Daily Journal (DJCO): Value, Growth, and Munger’s Legacy.
A forgotten Munger vehicle quietly compounding in software with a margin of safety.
Daily Journal Corporation is a weird stock. Part newspaper relic, part software company, part Munger investment vehicle. Most investors skip right over it because the story doesn’t fit neatly into a box. That’s usually where things get interesting.
I’ve known about DJCO for years, hard not to when you follow Munger and Berkshire closely. But I never paid much attention to the actual business. It was just Charlie’s quirky side project, a vehicle for his stock picks that happened to own some newspapers and software.
The long-term track record is actually pretty good. Up about 1,100% since 2000, which works out to roughly ~10% CAGR over 25 years. Most of that came from the big run between 2010 and 2021. Since then it’s given back about 40% from the peak and been choppy.
Over the past month, trading volume has randomly spiked—no news, no filings, just a sudden jump in activity that hasn’t really cooled off. For a stock that usually trades a few thousand shares a day, that’s unusual. It got me curious again.
So I figured it was time to give the company another look. It’s been a while.
Under the hood, DJCO is basically three things: Journal Technologies (court management software), the newspapers (Daily Journal and some legal publications), and the stock portfolio (about half a billion in public equities, mostly picked by Munger).
The newspapers are a rounding error. What matters is the software and the portfolio. Most people start with the portfolio because most of the positions are public and you can mark them to market. Except not all of them are disclosed. There are two mystery holdings buried in there that the company doesn’t have to report. That makes the math more interesting than it looks.
The Portfolio
This is where most investors anchor their valuation, and it’s not wrong. DJCO owns chunks of Bank of America, Wells Fargo, Alibaba, and US Bancorp. Plus two mystery foreign positions they won’t disclose.
Thanks to some solid detective work by @Wabuffo and others on Twitter, those mystery positions are almost certainly Tencent and BYD. The trading volumes and correlation patterns basically give it away.

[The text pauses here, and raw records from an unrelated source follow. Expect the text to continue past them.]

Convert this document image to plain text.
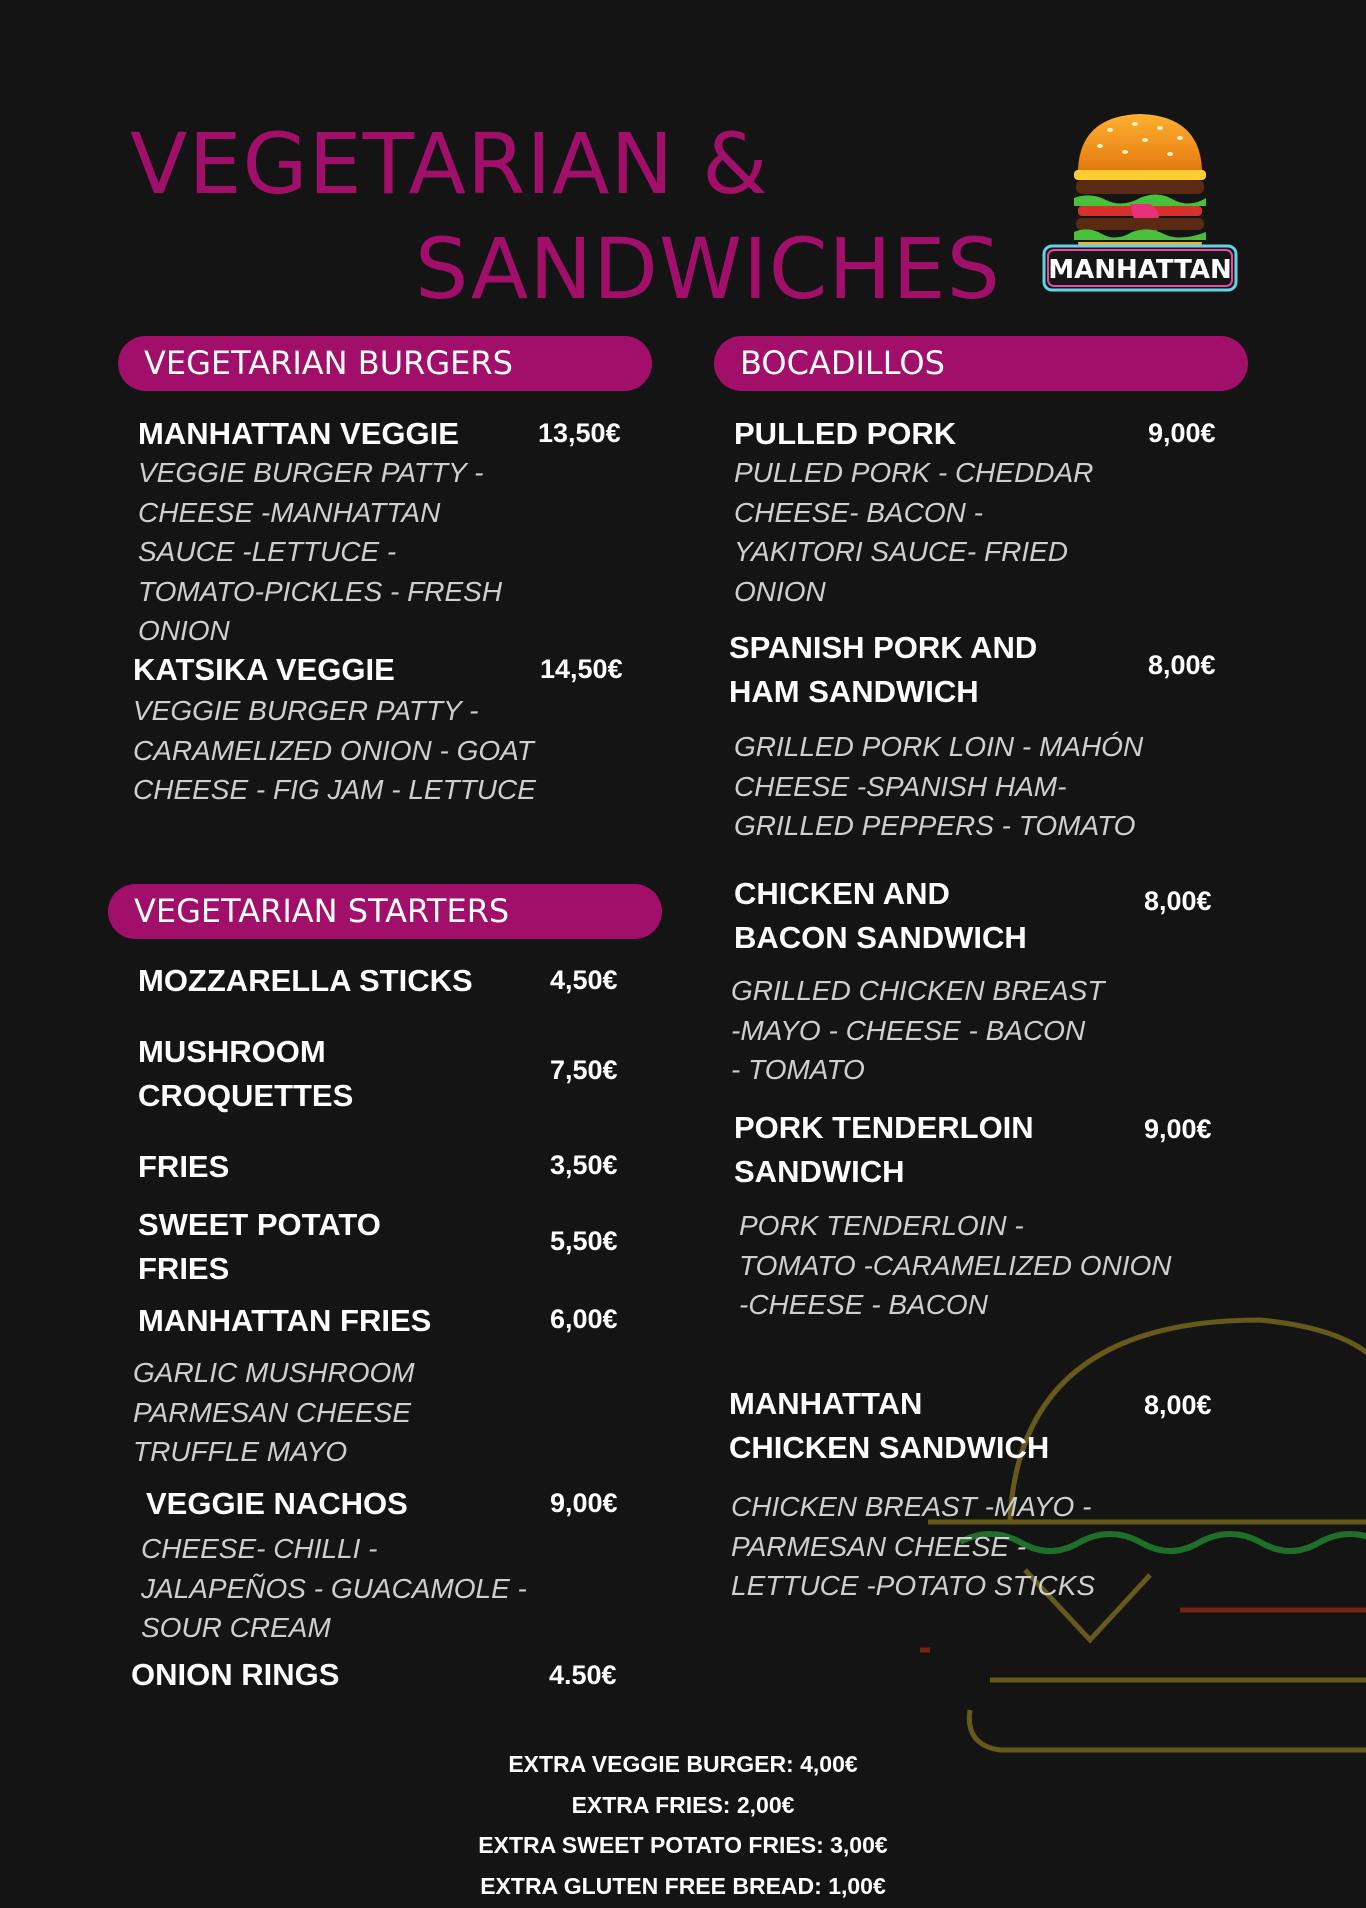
VEGETARIAN &
SANDWICHES MANHATTAN
VEGETARIAN BURGERS	BOCADILLOS
VEGETARIAN STARTERS
MANHATTAN VEGGIE	13,50€
VEGGIE BURGER PATTY -
CHEESE -MANHATTAN
SAUCE -LETTUCE -
TOMATO-PICKLES - FRESH
ONION
KATSIKA VEGGIE	14,50€
VEGGIE BURGER PATTY -
CARAMELIZED ONION - GOAT
CHEESE - FIG JAM - LETTUCE
MOZZARELLA STICKS	4,50€
MUSHROOM
CROQUETTES
7,50€
FRIES	3,50€
SWEET POTATO
FRIES
5,50€
MANHATTAN FRIES	6,00€
GARLIC MUSHROOM
PARMESAN CHEESE
TRUFFLE MAYO
VEGGIE NACHOS	9,00€
CHEESE- CHILLI -
JALAPEÑOS - GUACAMOLE -
SOUR CREAM
ONION RINGS	4.50€
PULLED PORK	9,00€
PULLED PORK - CHEDDAR
CHEESE- BACON -
YAKITORI SAUCE- FRIED
ONION
SPANISH PORK AND
HAM SANDWICH
8,00€
GRILLED PORK LOIN - MAHÓN
CHEESE -SPANISH HAM-
GRILLED PEPPERS - TOMATO
CHICKEN AND
BACON SANDWICH
8,00€
GRILLED CHICKEN BREAST
-MAYO - CHEESE - BACON
- TOMATO
PORK TENDERLOIN
SANDWICH
9,00€
PORK TENDERLOIN -
TOMATO -CARAMELIZED ONION
-CHEESE - BACON
MANHATTAN
CHICKEN SANDWICH
8,00€
CHICKEN BREAST -MAYO -
PARMESAN CHEESE -
LETTUCE -POTATO STICKS
EXTRA VEGGIE BURGER: 4,00€
EXTRA FRIES: 2,00€
EXTRA SWEET POTATO FRIES: 3,00€
EXTRA GLUTEN FREE BREAD: 1,00€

If true, and I think it is, that makes DJCO one of the few ways to own top-tier Chinese tech at a discount without actually buying Chinese stocks directly.

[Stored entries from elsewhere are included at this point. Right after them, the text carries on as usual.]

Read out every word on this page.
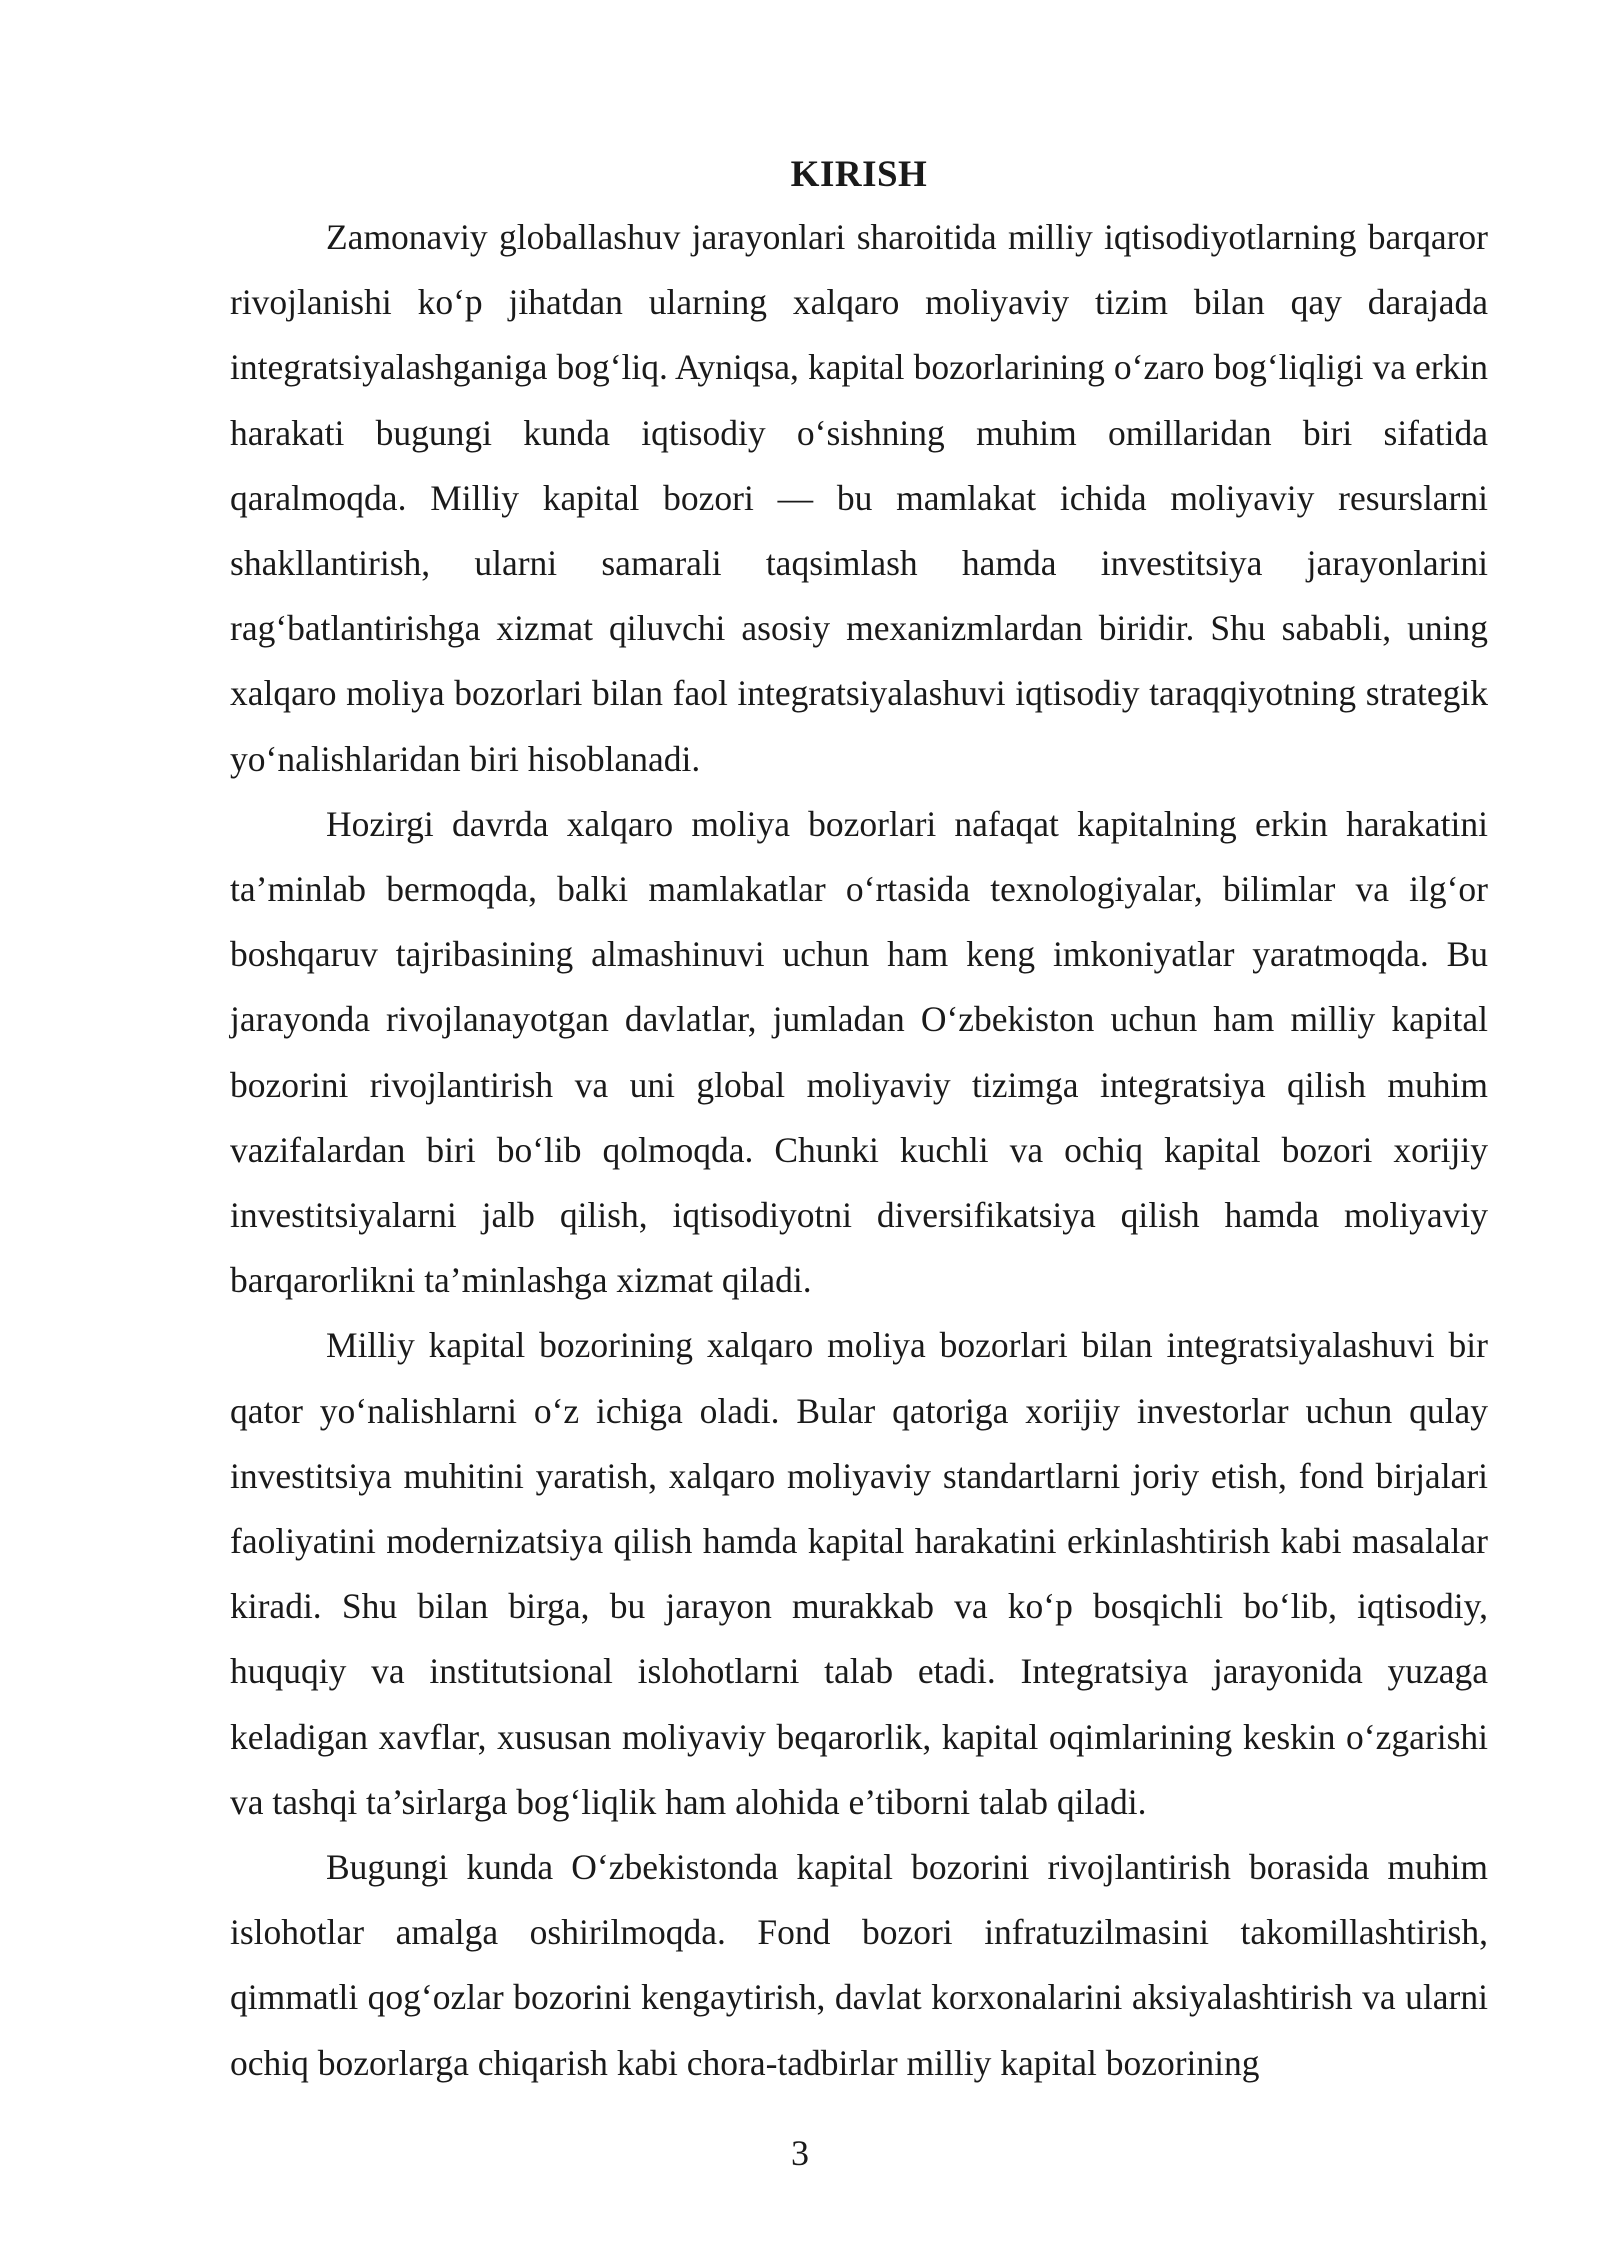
KIRISH

Zamonaviy globallashuv jarayonlari sharoitida milliy iqtisodiyotlarning barqaror rivojlanishi ko‘p jihatdan ularning xalqaro moliyaviy tizim bilan qay darajada integratsiyalashganiga bog‘liq. Ayniqsa, kapital bozorlarining o‘zaro bog‘liqligi va erkin harakati bugungi kunda iqtisodiy o‘sishning muhim omillaridan biri sifatida qaralmoqda. Milliy kapital bozori — bu mamlakat ichida moliyaviy resurslarni shakllantirish, ularni samarali taqsimlash hamda investitsiya jarayonlarini rag‘batlantirishga xizmat qiluvchi asosiy mexanizmlardan biridir. Shu sababli, uning xalqaro moliya bozorlari bilan faol integratsiyalashuvi iqtisodiy taraqqiyotning strategik yo‘nalishlaridan biri hisoblanadi.

Hozirgi davrda xalqaro moliya bozorlari nafaqat kapitalning erkin harakatini ta’minlab bermoqda, balki mamlakatlar o‘rtasida texnologiyalar, bilimlar va ilg‘or boshqaruv tajribasining almashinuvi uchun ham keng imkoniyatlar yaratmoqda. Bu jarayonda rivojlanayotgan davlatlar, jumladan O‘zbekiston uchun ham milliy kapital bozorini rivojlantirish va uni global moliyaviy tizimga integratsiya qilish muhim vazifalardan biri bo‘lib qolmoqda. Chunki kuchli va ochiq kapital bozori xorijiy investitsiyalarni jalb qilish, iqtisodiyotni diversifikatsiya qilish hamda moliyaviy barqarorlikni ta’minlashga xizmat qiladi.

Milliy kapital bozorining xalqaro moliya bozorlari bilan integratsiyalashuvi bir qator yo‘nalishlarni o‘z ichiga oladi. Bular qatoriga xorijiy investorlar uchun qulay investitsiya muhitini yaratish, xalqaro moliyaviy standartlarni joriy etish, fond birjalari faoliyatini modernizatsiya qilish hamda kapital harakatini erkinlashtirish kabi masalalar kiradi. Shu bilan birga, bu jarayon murakkab va ko‘p bosqichli bo‘lib, iqtisodiy, huquqiy va institutsional islohotlarni talab etadi. Integratsiya jarayonida yuzaga keladigan xavflar, xususan moliyaviy beqarorlik, kapital oqimlarining keskin o‘zgarishi va tashqi ta’sirlarga bog‘liqlik ham alohida e’tiborni talab qiladi.

Bugungi kunda O‘zbekistonda kapital bozorini rivojlantirish borasida muhim islohotlar amalga oshirilmoqda. Fond bozori infratuzilmasini takomillashtirish, qimmatli qog‘ozlar bozorini kengaytirish, davlat korxonalarini aksiyalashtirish va ularni ochiq bozorlarga chiqarish kabi chora-tadbirlar milliy kapital bozorining

3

The market is pricing in a lot of pessimism for Chinese equities. I don’t think that’s right. Over a 2 to 3 year horizon, I’m willing to bet these positions will be worth considerably more than they are today. Munger accumulated these when everyone else was running away. He was usually early, but rarely wrong. The risk/reward on Chinese tech at these levels is compelling, and DJCO gives you that in-direct exposure.